Security Incidents mailing list archives

Re: Proper ISP Reporting


From: Brandon Butterworth <brandon () rd bbc co uk>
Date: Wed, 17 Aug 2005 08:20:56 +0100 (BST)

ie. What format the email should be in, sample phrases, or
sentences that might help.

Keep it neutral, simple and informative. 

Don't threaten or tell them how evil they are, you want their
cooperation

Only tell them about things they can do something about

Include all evidence, don't anonymise it.

If you don't understand the evidence research it first,
it may not be their fault. Ask the vendor of whatver tool
reported the problem - you paid them not the ISP so they should
be your first call.

I've been doing this for a while and while some work, some have
not. Im wondering if anyone has examples.

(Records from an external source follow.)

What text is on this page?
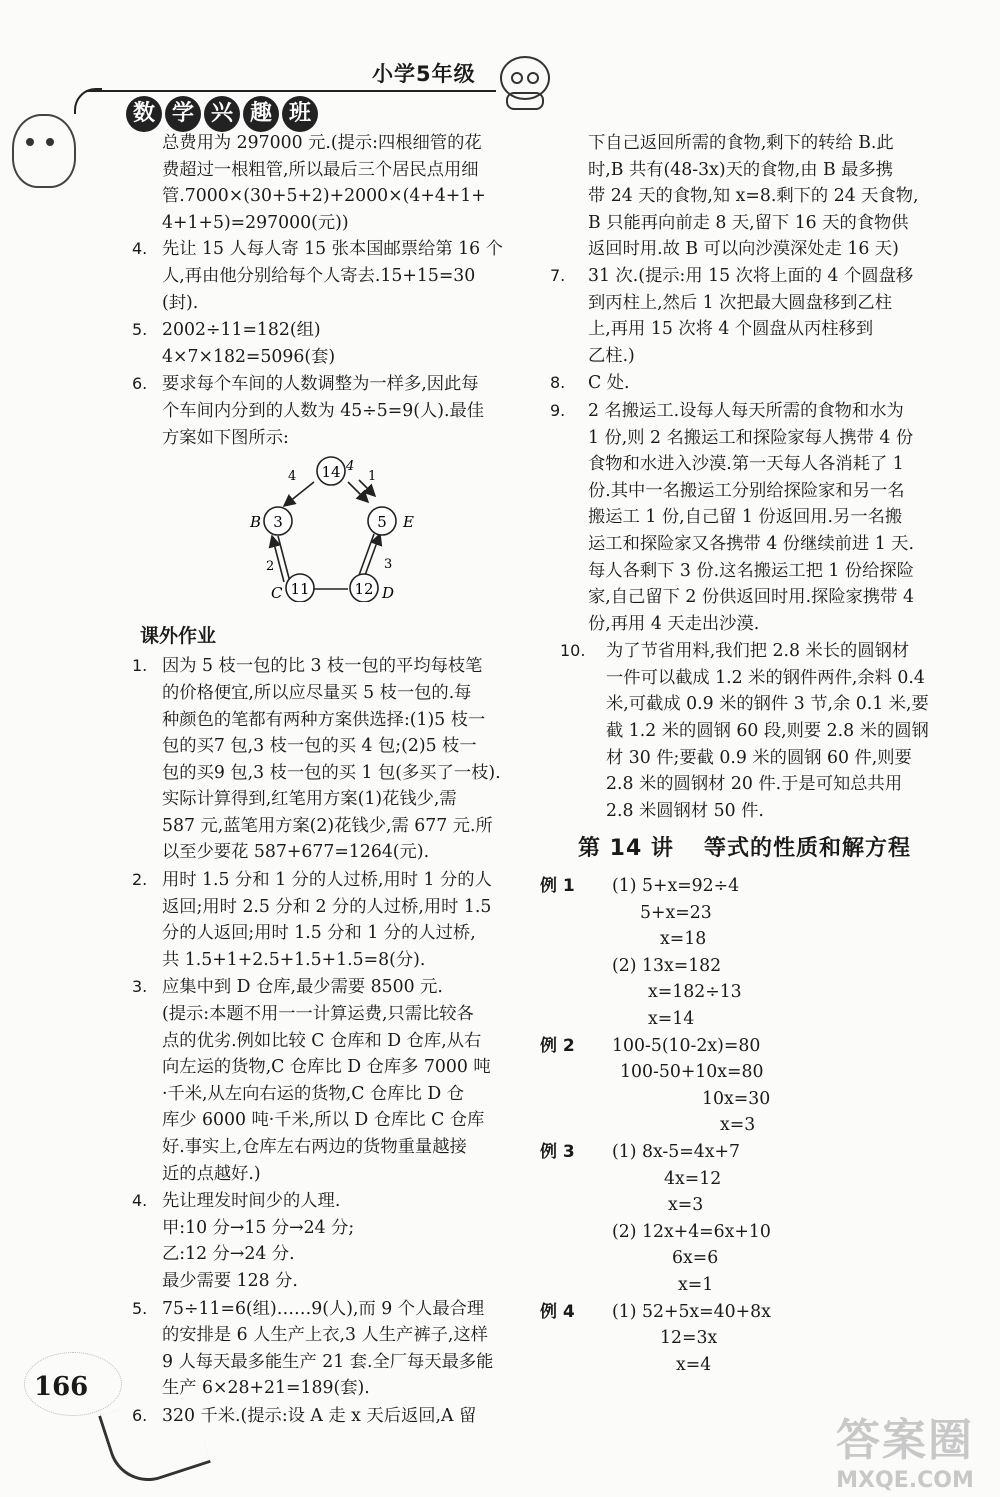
小学5年级
数 学 兴 趣 班
总费用为 297000 元.(提示:四根细管的花
费超过一根粗管,所以最后三个居民点用细
管.7000×(30+5+2)+2000×(4+4+1+
4+1+5)=297000(元))
4. 先让 15 人每人寄 15 张本国邮票给第 16 个
人,再由他分别给每个人寄去.15+15=30
(封).
5. 2002÷11=182(组)
4×7×182=5096(套)
6. 要求每个车间的人数调整为一样多,因此每
个车间内分到的人数为 45÷5=9(人).最佳
方案如下图所示:
14
5 E
12 D
11
C
3
B
4
4
1
2	3
课外作业
1. 因为 5 枝一包的比 3 枝一包的平均每枝笔
的价格便宜,所以应尽量买 5 枝一包的.每
种颜色的笔都有两种方案供选择:(1)5 枝一
包的买7 包,3 枝一包的买 4 包;(2)5 枝一
包的买9 包,3 枝一包的买 1 包(多买了一枝).
实际计算得到,红笔用方案(1)花钱少,需
587 元,蓝笔用方案(2)花钱少,需 677 元.所
以至少要花 587+677=1264(元).
2. 用时 1.5 分和 1 分的人过桥,用时 1 分的人
返回;用时 2.5 分和 2 分的人过桥,用时 1.5
分的人返回;用时 1.5 分和 1 分的人过桥,
共 1.5+1+2.5+1.5+1.5=8(分).
3. 应集中到 D 仓库,最少需要 8500 元.
(提示:本题不用一一计算运费,只需比较各
点的优劣.例如比较 C 仓库和 D 仓库,从右
向左运的货物,C 仓库比 D 仓库多 7000 吨
·千米,从左向右运的货物,C 仓库比 D 仓
库少 6000 吨·千米,所以 D 仓库比 C 仓库
好.事实上,仓库左右两边的货物重量越接
近的点越好.)
4. 先让理发时间少的人理.
甲:10 分→15 分→24 分;
乙:12 分→24 分.
最少需要 128 分.
5. 75÷11=6(组)……9(人),而 9 个人最合理
的安排是 6 人生产上衣,3 人生产裤子,这样
9 人每天最多能生产 21 套.全厂每天最多能
生产 6×28+21=189(套).
6. 320 千米.(提示:设 A 走 x 天后返回,A 留
下自己返回所需的食物,剩下的转给 B.此
时,B 共有(48-3x)天的食物,由 B 最多携
带 24 天的食物,知 x=8.剩下的 24 天食物,
B 只能再向前走 8 天,留下 16 天的食物供
返回时用.故 B 可以向沙漠深处走 16 天)
7. 31 次.(提示:用 15 次将上面的 4 个圆盘移
到丙柱上,然后 1 次把最大圆盘移到乙柱
上,再用 15 次将 4 个圆盘从丙柱移到
乙柱.)
8. C 处.
9. 2 名搬运工.设每人每天所需的食物和水为
1 份,则 2 名搬运工和探险家每人携带 4 份
食物和水进入沙漠.第一天每人各消耗了 1
份.其中一名搬运工分别给探险家和另一名
搬运工 1 份,自己留 1 份返回用.另一名搬
运工和探险家又各携带 4 份继续前进 1 天.
每人各剩下 3 份.这名搬运工把 1 份给探险
家,自己留下 2 份供返回时用.探险家携带 4
份,再用 4 天走出沙漠.
10. 为了节省用料,我们把 2.8 米长的圆钢材
一件可以截成 1.2 米的钢件两件,余料 0.4
米,可截成 0.9 米的钢件 3 节,余 0.1 米,要
截 1.2 米的圆钢 60 段,则要 2.8 米的圆钢
材 30 件;要截 0.9 米的圆钢 60 件,则要
2.8 米的圆钢材 20 件.于是可知总共用
2.8 米圆钢材 50 件.
第 14 讲 等式的性质和解方程
例 1 (1) 5+x=92÷4
5+x=23
x=18
(2) 13x=182
x=182÷13
x=14
例 2 100-5(10-2x)=80
100-50+10x=80
10x=30
x=3
例 3 (1) 8x-5=4x+7
4x=12
x=3
(2) 12x+4=6x+10
6x=6
x=1
例 4 (1) 52+5x=40+8x
12=3x
x=4
166
答案圈
MXQE.COM
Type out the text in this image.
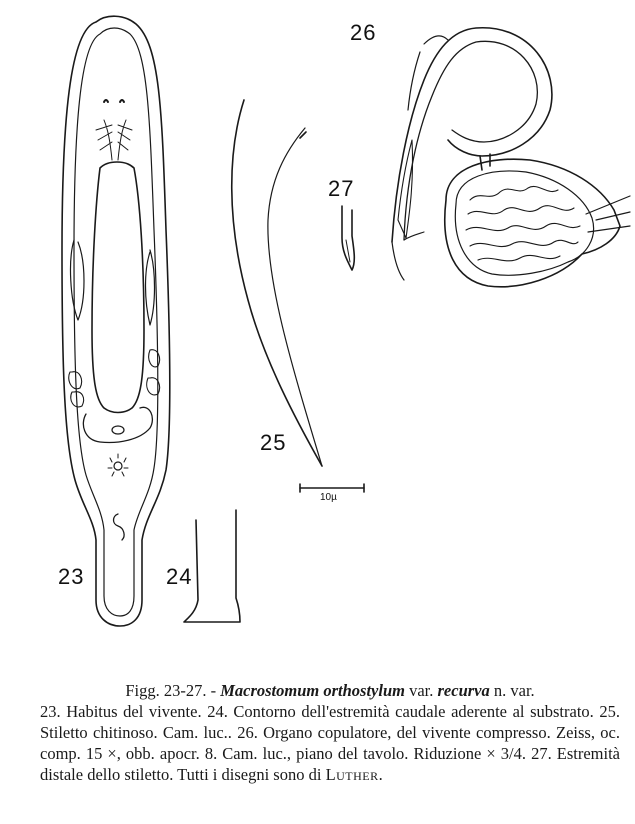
26
27
25
10µ
23	24

Figg. 23-27. - Macrostomum orthostylum var. recurva n. var.

23. Habitus del vivente. 24. Contorno dell'estremità caudale aderente al substrato. 25. Stiletto chitinoso. Cam. luc.. 26. Organo copulatore, del vivente compresso. Zeiss, oc. comp. 15 ×, obb. apocr. 8. Cam. luc., piano del tavolo. Riduzione × 3/4. 27. Estremità distale dello stiletto. Tutti i disegni sono di Luther.
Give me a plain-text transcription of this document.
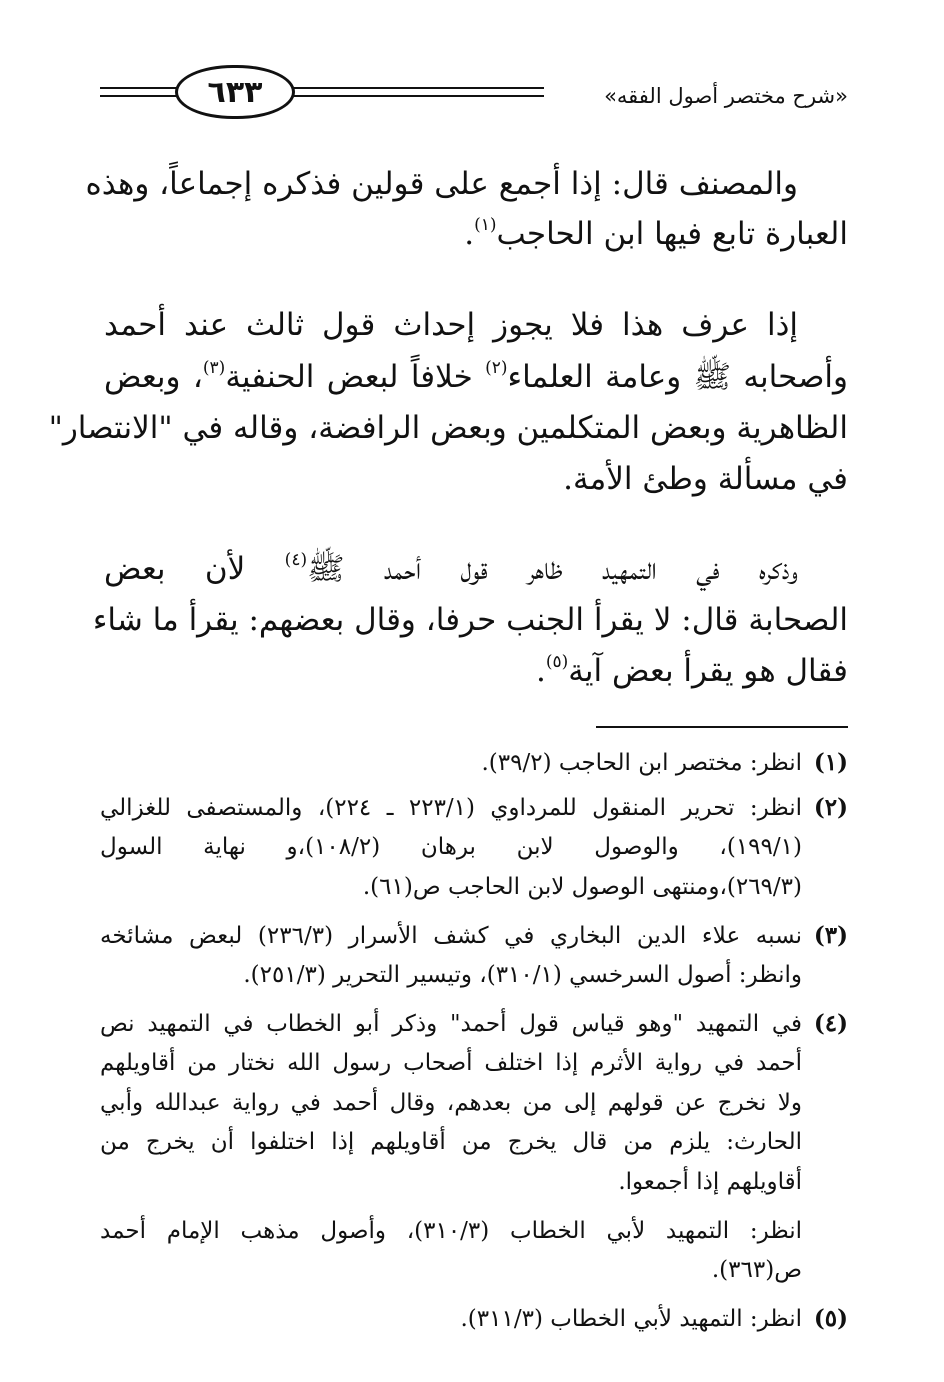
٦٣٣	«شرح مختصر أصول الفقه»
والمصنف قال: إذا أجمع على قولين فذكره إجماعاً، وهذه
العبارة تابع فيها ابن الحاجب$^{(١)}$.
إذا عرف هذا فلا يجوز إحداث قول ثالث عند أحمد
وأصحابه ﷺ وعامة العلماء$^{(٢)}$ خلافاً لبعض الحنفية$^{(٣)}$، وبعض
الظاهرية وبعض المتكلمين وبعض الرافضة، وقاله في "الانتصار"
في مسألة وطئ الأمة.
وذكره في التمهيد ظاهر قول أحمد ﷺ$^{(٤)}$ لأن بعض
الصحابة قال: لا يقرأ الجنب حرفا، وقال بعضهم: يقرأ ما شاء
فقال هو يقرأ بعض آية$^{(٥)}$.
(١)انظر: مختصر ابن الحاجب (٣٩/٢).
(٢)انظر: تحرير المنقول للمرداوي (٢٢٣/١ ـ ٢٢٤)، والمستصفى للغزالي
(١٩٩/١)، والوصول لابن برهان (١٠٨/٢)،و نهاية السول
(٢٦٩/٣)،ومنتهى الوصول لابن الحاجب ص(٦١).
(٣)نسبه علاء الدين البخاري في كشف الأسرار (٢٣٦/٣) لبعض مشائخه
وانظر: أصول السرخسي (٣١٠/١)، وتيسير التحرير (٢٥١/٣).
(٤)في التمهيد "وهو قياس قول أحمد" وذكر أبو الخطاب في التمهيد نص
أحمد في رواية الأثرم إذا اختلف أصحاب رسول الله نختار من أقاويلهم
ولا نخرج عن قولهم إلى من بعدهم، وقال أحمد في رواية عبدالله وأبي
الحارث: يلزم من قال يخرج من أقاويلهم إذا اختلفوا أن يخرج من
أقاويلهم إذا أجمعوا.
انظر: التمهيد لأبي الخطاب (٣١٠/٣)، وأصول مذهب الإمام أحمد
ص(٣٦٣).
(٥)انظر: التمهيد لأبي الخطاب (٣١١/٣).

We get lots from people running scripts automatically. Almost
all are a waste of our time and may cause us to miss a genuine
report.

Common useless reports include -

Reporting 419s or spam that refer to our web sites or include our
domains/ip addresses as strings in the headers. The 419ers are dumb
enough to send the same scams to us so we don't need you to tell
us what they sent you.

Reporting viruses we didn't send - doubly annoying to those of us not
running commonly susceptible systems, we get the virus anyway from
people forwarding or bouncing them to us. If your AV system doesn't
know a virus forges the sender then get a new one as it's broken,
if it emails a forged sender then disable all email to third 
parties as your reports will be still be ignored should you eventually
get a proper one.

Reporting our web site/dns server/streaming media server
dossed you with 3 packets, is trying to take over your computer,
probed your firewall, invaded your privacy.